On Thu, Mar 22, 2018 at 01:57:33PM -0400, Marina Brown wrote:
> On 03/22/2018 01:43 PM, jim bell wrote:
> > On Wednesday, March 21, 2018, 10:36:10 PM PDT, Marina Brown 
> > <catskillmarina at gmail.com> wrote:
> >> I grieved when Gilmore's right to travel case was decided against
> >> him.
> > 
> > 
> > For what it's worth, I also oppose it when government requires
> > people to show some sort of identification in order to travel.  But
> > I believe I cannot prohibit it if a private (non-governmental)
> > company such as an airline decides, for itself, that it will insist
> > on identification in order to allow passengers to travel.  The risk
> > to fellow passengers has become too great (hijacking, bombing, etc)
> > to avoid this, sadly.   I COULD choose to take airlines that DIDN'T
> > require people to identify themselves.  Presumably, such airlines
> > will exist when that is allowed.
> 
> Most libertarians are opposed to collectivism. The idea that a
> neihborhood or country is privately owned by the members who then
> can keep anyone out or kick people out can become rather nightmarish
> form of collectivism.

Thank you for stating this.

Humans have historically shown that they are generally unable to act
individually, in support of their collective interest.

The complexity of even comprehending an actual with no direct
individual benefit, yet ultimately an individual benefit due to
collective action/ group effects, seems beyond many - I'd say even
beyond the majority.


So for example the "deal" whereby our Melbourne (Victoria, Australia)
"Citylink" road was already built and "paid for" by our current
collective system of Australian government, was usurped by some money
loving scoundrels in government and sold on the sly to Macquarie
Bank, a shareholder/ investor collectivist group acting against the
interests of the general community, who have been taxing use of this
'public road' ever since.

  “In 1996, Transurban was awarded the contract to augment two
  existing freeways”
  https://en.wikipedia.org/wiki/CityLink

The human citizens could simply not use that road, and bypass it,
take public transport, and suffer longer trip times, to kick that
banking conglomerate demon to the kerbside - a united front would fix
the problem in about a month.

-Especially- when Citylink first appeared, but still the case now -
stop the money going to the parasite, reclaim our commons.

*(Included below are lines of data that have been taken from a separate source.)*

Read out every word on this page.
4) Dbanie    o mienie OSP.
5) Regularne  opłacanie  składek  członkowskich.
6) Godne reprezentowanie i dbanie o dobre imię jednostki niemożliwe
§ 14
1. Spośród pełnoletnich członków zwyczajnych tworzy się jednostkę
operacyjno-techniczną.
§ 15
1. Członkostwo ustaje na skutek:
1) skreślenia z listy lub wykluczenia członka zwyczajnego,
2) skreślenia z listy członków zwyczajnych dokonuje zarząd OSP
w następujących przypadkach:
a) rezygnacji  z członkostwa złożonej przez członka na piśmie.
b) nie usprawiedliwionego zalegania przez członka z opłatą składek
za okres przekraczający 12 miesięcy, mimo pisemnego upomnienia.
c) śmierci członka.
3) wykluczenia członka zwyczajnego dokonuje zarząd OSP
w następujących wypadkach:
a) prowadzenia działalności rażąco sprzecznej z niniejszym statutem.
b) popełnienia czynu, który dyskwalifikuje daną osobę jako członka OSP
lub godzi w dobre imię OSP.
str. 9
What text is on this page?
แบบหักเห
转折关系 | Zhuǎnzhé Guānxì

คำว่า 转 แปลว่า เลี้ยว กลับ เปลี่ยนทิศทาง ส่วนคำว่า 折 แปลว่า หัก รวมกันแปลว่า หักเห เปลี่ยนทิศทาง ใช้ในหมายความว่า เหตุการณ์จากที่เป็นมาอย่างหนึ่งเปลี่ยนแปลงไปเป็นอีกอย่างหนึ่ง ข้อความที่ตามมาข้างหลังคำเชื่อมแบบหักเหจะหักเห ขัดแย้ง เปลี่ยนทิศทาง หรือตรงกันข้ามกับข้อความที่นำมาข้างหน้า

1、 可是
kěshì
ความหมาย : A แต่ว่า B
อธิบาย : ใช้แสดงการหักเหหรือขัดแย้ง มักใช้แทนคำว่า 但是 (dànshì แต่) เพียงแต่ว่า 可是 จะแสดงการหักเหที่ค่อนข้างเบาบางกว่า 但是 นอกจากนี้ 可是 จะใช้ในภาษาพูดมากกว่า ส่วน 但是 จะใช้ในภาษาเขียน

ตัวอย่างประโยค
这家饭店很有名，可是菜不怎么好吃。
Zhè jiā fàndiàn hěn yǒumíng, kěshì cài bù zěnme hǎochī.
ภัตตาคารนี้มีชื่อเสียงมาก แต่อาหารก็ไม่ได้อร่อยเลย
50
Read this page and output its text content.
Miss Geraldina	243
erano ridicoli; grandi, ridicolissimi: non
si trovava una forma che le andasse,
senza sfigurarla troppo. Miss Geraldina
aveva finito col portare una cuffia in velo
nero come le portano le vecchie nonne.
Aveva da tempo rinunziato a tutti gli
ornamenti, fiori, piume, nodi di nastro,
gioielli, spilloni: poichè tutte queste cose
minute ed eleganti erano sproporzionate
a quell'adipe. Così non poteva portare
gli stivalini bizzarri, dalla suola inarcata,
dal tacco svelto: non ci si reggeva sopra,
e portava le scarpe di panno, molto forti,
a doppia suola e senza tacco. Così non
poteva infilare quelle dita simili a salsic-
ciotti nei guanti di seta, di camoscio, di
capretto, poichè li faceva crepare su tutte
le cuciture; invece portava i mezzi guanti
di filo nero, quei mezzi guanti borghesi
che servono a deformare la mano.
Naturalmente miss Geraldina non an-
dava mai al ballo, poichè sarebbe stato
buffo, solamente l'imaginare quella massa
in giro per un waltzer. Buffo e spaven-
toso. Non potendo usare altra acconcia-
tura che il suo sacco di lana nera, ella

But humans just accepted this disgraceful usurpation of the public
commons, and paid, and keep paying, and do not act in their own
collective interest.


In our digital age we perhaps have a greater (in general) awareness
of "the commons" and its value to us collectively, and that it is in
our individual interests to foster this commons - both digitally and
physically.  (As most of us know, Disney has used government for its
intended purpose and created statutes to extend their Mickey Mouse
monopoly against the interests of the broader community, despite
billion$ in profits for decades which profit was enabled due to
statute copyright laws.)


Anarchy/ libertarianism does not preclude a functioning and abundant
commons, but it does not require it either - it may be that
education, and will to act in support of concepts which are
"ultimately in the interests of the individual, just not providing
immediate gratification" is critical to a utopian anarchy, rather
than a dystopian anarchy - unfortunately we don't have many anarchies
or "libertarian states" to compare.


> I tend to support voluntary associations except when they become
> repressive and totalitarian. Heck, even homeowner associations sometimes
> become repressive. ...which is why i live out in the sticks where you
> don't even need a permit to build things.